In vivo bradykinin B2 receptor activation reduces renal fibrosis


  • J.P. Schanstra
  • E. Neau
  • P. Drogoz
  • M.A.A. Gomez
  • J.M.L. Novoa
  • D. Calise
  • C. Pecher
  • M. Bader
  • J.P. Girolami
  • J.L. Bascands


  • Journal of Clinical Investigation


  • J Clin Invest 110 (3): 371-379


  • Angiotensin-converting enzyme (ACE) inhibitors reduce the progression of various fibrotic renal diseases both in humans and in animal models.

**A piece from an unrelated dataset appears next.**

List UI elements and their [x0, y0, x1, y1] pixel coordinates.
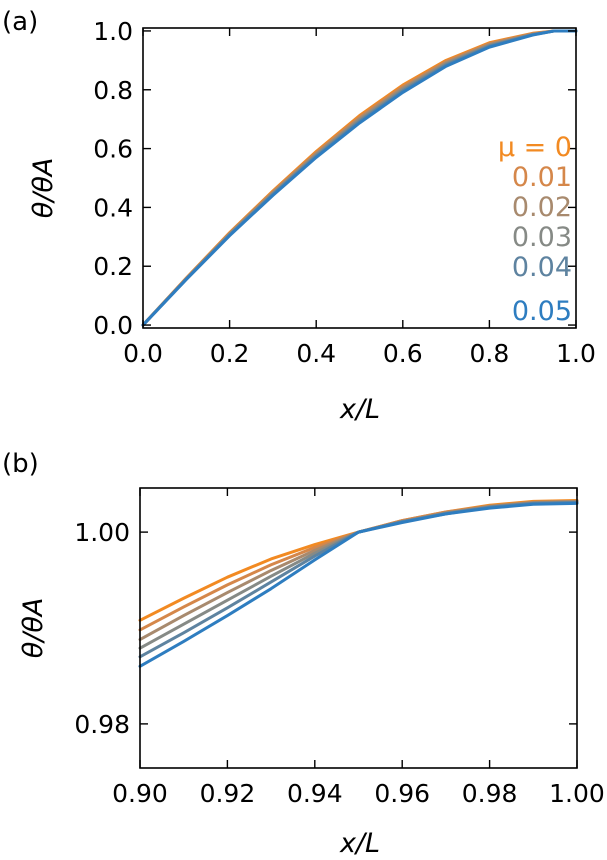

Unilateral ureteral obstruction (UUO) is an animal model of accelerated renal tubulointerstitial fibrosis that is attenuated by ACE inhibition. Although ACE inhibitors increase bradykinin concentrations in addition to their effect on angiotensin II formation, the role of bradykinin in renal fibrosis has not been studied. We show here that genetic ablation (B2(-/-) mice) or pharmacological blockade of the bradykinin B2 receptor increases UUO-induced interstitial fibrosis in mice, whereas transgenic rats expressing increased endogenous bradykinin show reduced UUO-induced interstitial fibrosis. The increased interstitial fibrosis in B2(-/-) mice was accompanied by a decreased activity of plasminogen activators (PAs) and metalloproteinase-2 (MMP-2), enzymes involved in ECM degradation, suggesting that the protective effects of bradykinin involve activation of a B2 receptor/PA/MMP-2 cascade. This ability of bradykinin to increase PA activity was confirmed in primary culture proximal tubular cells. Thus, in both mice and rats, bradykinin B2 receptor activation reduces renal tubulointerstitial fibrosis in vivo, most likely by increasing ECM degradation.